8. Rhys said “I carefully haven’t named the man at all” (Letters 297). Rochester doesn’t have a
name or a physical description; is Rochester a reliable narrator for the second section? Is
Rochester a villain or a victim? Did Antoinette inherit madness, or did Rochester drive her to
madness?
9. In a 1982 study of Rhys's work, Jane Aschom made a statement: "Rhys's novels describe a
female consciousness passive and impotent in a world where men have all the power." In the
same year, Linda Bamber included Rhys with her fictional heroines when she described Rhys as
a "woman more comfortable with failure than with success." What men have power in
Sargasso? Does Antoinette have power over anyone? Or power over her destiny? Do you agree
that she is more comfortable with failure? In what ways does Antoinette play the victim? In
what ways is she victimized by those around her?

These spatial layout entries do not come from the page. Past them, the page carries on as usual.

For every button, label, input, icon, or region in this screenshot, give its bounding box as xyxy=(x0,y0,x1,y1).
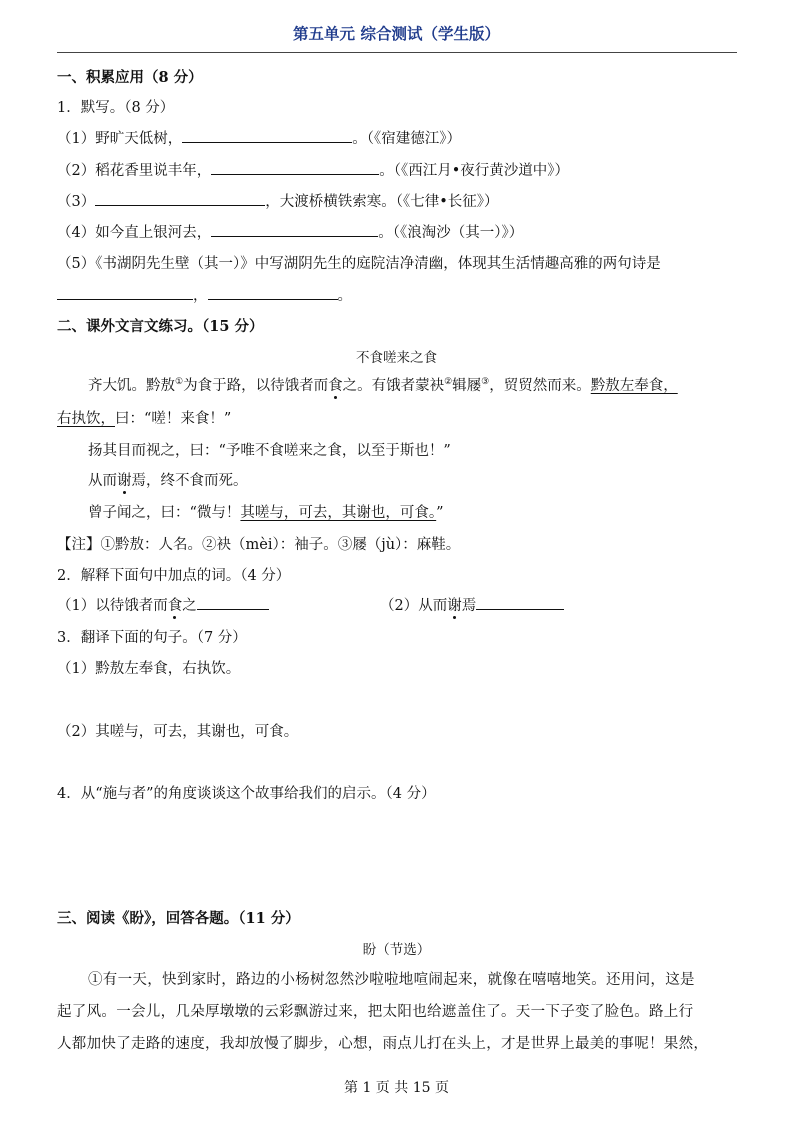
question-3-title: 3．翻译下面的句子。（7 分） xyxy=(57,630,247,646)
dictation-line-2 xyxy=(57,159,569,180)
dotted-word: 谢 xyxy=(447,598,462,614)
page-title: 第五单元 综合测试（学生版） xyxy=(293,24,500,43)
underlined-sentence: 右执饮， xyxy=(57,411,115,427)
passage-line-3: 扬其目而视之，曰：“予唯不食嗟来之食，以至于斯也！” xyxy=(88,443,451,459)
passage-title: 不食嗟来之食 xyxy=(356,350,437,366)
section-heading-2: 二、课外文言文练习。（15 分） xyxy=(57,318,264,335)
question-3-item-2: （2）其嗟与，可去，其谢也，可食。 xyxy=(57,724,299,740)
question-2-title: 2．解释下面句中加点的词。（4 分） xyxy=(57,568,291,584)
passage-text: 焉，终不食而死。 xyxy=(131,473,248,489)
passage-line-4 xyxy=(88,469,248,490)
dictation-line-6 xyxy=(57,284,352,305)
footnote-mark: ③ xyxy=(481,377,490,388)
answer-blank[interactable] xyxy=(197,595,269,610)
passage-text: 辑屦 xyxy=(452,378,482,394)
dictation-line-5: （5）《书湖阴先生壁（其一）》中写湖阴先生的庭院洁净清幽，体现其生活情趣高雅的两句诗是 xyxy=(57,256,661,272)
answer-blank[interactable] xyxy=(57,285,193,300)
dictation-source: 。（《浪淘沙（其一）》） xyxy=(378,225,524,241)
dictation-line-3 xyxy=(57,190,499,211)
passage-line-5 xyxy=(88,501,444,522)
footnote-mark: ② xyxy=(444,377,453,388)
reading-line-1: ①有一天，快到家时，路边的小杨树忽然沙啦啦地喧闹起来，就像在嘻嘻地笑。还用问，这是 xyxy=(88,972,695,988)
dotted-word: 食 xyxy=(328,378,343,394)
separator: ， xyxy=(193,288,208,304)
underlined-sentence: 其嗟与，可去，其谢也，可食。 xyxy=(240,505,437,521)
passage-text: 从而 xyxy=(88,473,117,489)
answer-blank[interactable] xyxy=(211,222,378,237)
dotted-word: 谢 xyxy=(117,473,132,489)
dictation-text: （2）稻花香里说丰年， xyxy=(57,163,212,179)
period: 。 xyxy=(337,288,352,304)
underlined-sentence: 黔敖左奉食， xyxy=(590,378,678,394)
question-text: 之 xyxy=(182,598,197,614)
passage-line-2 xyxy=(57,407,231,428)
question-3-item-1: （1）黔敖左奉食，右执饮。 xyxy=(57,661,241,677)
passage-title: 盼（节选） xyxy=(362,942,431,958)
passage-text: ，贸贸然而来。 xyxy=(489,378,591,394)
reading-line-3: 人都加快了走路的速度，我却放慢了脚步，心想，雨点儿打在头上，才是世界上最美的事呢！果然， xyxy=(57,1036,709,1052)
passage-text: 之。有饿者蒙袂 xyxy=(342,378,445,394)
passage-line-1 xyxy=(88,374,678,395)
dictation-line-1 xyxy=(57,127,461,148)
footnote-mark: ① xyxy=(175,377,184,388)
question-2-item-2 xyxy=(380,594,564,615)
reading-line-2: 起了风。一会儿，几朵厚墩墩的云彩飘游过来，把太阳也给遮盖住了。天一下子变了脸色。路上行 xyxy=(57,1004,694,1020)
question-text: （2）从而 xyxy=(380,598,448,614)
dictation-text: （1）野旷天低树， xyxy=(57,131,183,147)
dictation-text: （4）如今直上银河去， xyxy=(57,225,212,241)
passage-text: 齐大饥。黔敖 xyxy=(88,378,175,394)
answer-blank[interactable] xyxy=(208,285,338,300)
question-4-title: 4．从“施与者”的角度谈谈这个故事给我们的启示。（4 分） xyxy=(57,786,436,802)
passage-text: 为食于路，以待饿者而 xyxy=(183,378,329,394)
answer-blank[interactable] xyxy=(476,595,564,610)
passage-text: 曰：“嗟！来食！” xyxy=(115,411,232,427)
footnote: 【注】①黔敖：人名。②袂（mèi）：袖子。③屦（jù）：麻鞋。 xyxy=(57,537,461,553)
question-text: （1）以待饿者而 xyxy=(57,598,168,614)
dotted-word: 食 xyxy=(167,598,183,614)
answer-blank[interactable] xyxy=(95,191,265,206)
section-heading-1: 一、积累应用（8 分） xyxy=(57,69,203,86)
dictation-source: 。（《西江月•夜行黄沙道中》） xyxy=(379,163,570,179)
passage-text: 曾子闻之，曰：“微与！ xyxy=(88,505,241,521)
answer-blank[interactable] xyxy=(182,128,352,143)
dictation-line-4 xyxy=(57,221,523,242)
section-heading-3: 三、阅读《盼》，回答各题。（11 分） xyxy=(57,910,300,927)
question-text: 焉 xyxy=(461,598,477,614)
answer-blank[interactable] xyxy=(211,160,379,175)
header-divider xyxy=(57,52,737,53)
question-2-item-1 xyxy=(57,594,269,615)
passage-text: ” xyxy=(436,505,444,521)
question-1-title: 1．默写。（8 分） xyxy=(57,100,175,116)
dictation-source: 。（《宿建德江》） xyxy=(352,131,461,147)
dictation-text: （3） xyxy=(57,194,96,210)
dictation-source: ，大渡桥横铁索寒。（《七律•长征》） xyxy=(265,194,499,210)
page-number: 第 1 页 共 15 页 xyxy=(344,1080,449,1096)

10. A wife had no legal identity until the Married Woman’s Property Act of 1870. Once
Antoinette marries Rochester, he possesses all of her money and complete control of her personphysically and legally. M. M. Adjarian calls Rochester “her oppressor” and claims that “She
wishes to strip him of as much of his power as she can. She also desires to escape from the space
of ‘living death’ to which Rochester has condemned her and where she can do little else but
remember her past and wait for her own demise. Hence she decides to burn down Thornfield
Hall after a dream in which she sees herself setting the mansion on fire: ‘Now I know why I was
brought here and what I have to do’” (190). Is she mad or has Antoinette finally achieved power
over her masculine oppressor?
11. Deborah A. Kimmey claims “With the book’s first movement from the shelf, Wide Sargasso
Sea intimates that Antoinette’s descent into madness results from her conflicting position vis-àvis the Europeans and Dominicans; she is both a ‘white cockroach’ and ‘white nigger.’
Denounced and denied by both countries, she is marooned-with her existence jettisoned to the
borders. As she says to the unnamed husband: ‘* I often wonder who I am and where is my
country and where do I belong and why was I ever born at all’ (Sargasso 61).” Do you believe
that cultural instability and displacement caused or contributed to Antoinette’s madness?
12. Names play an important role in the story. How does Antoinette’s name evolve with her life
situation? Who calls her which names and why? Is it important that in the last section when her
name is not spoken at all; how does that reflect her character?
13. One day, when Rochester touches the full-blown pink rose and its petals drop at his touch,
he wonders, "Is that poem true? Have all beautiful things sad destinies?" (72). Do you agree?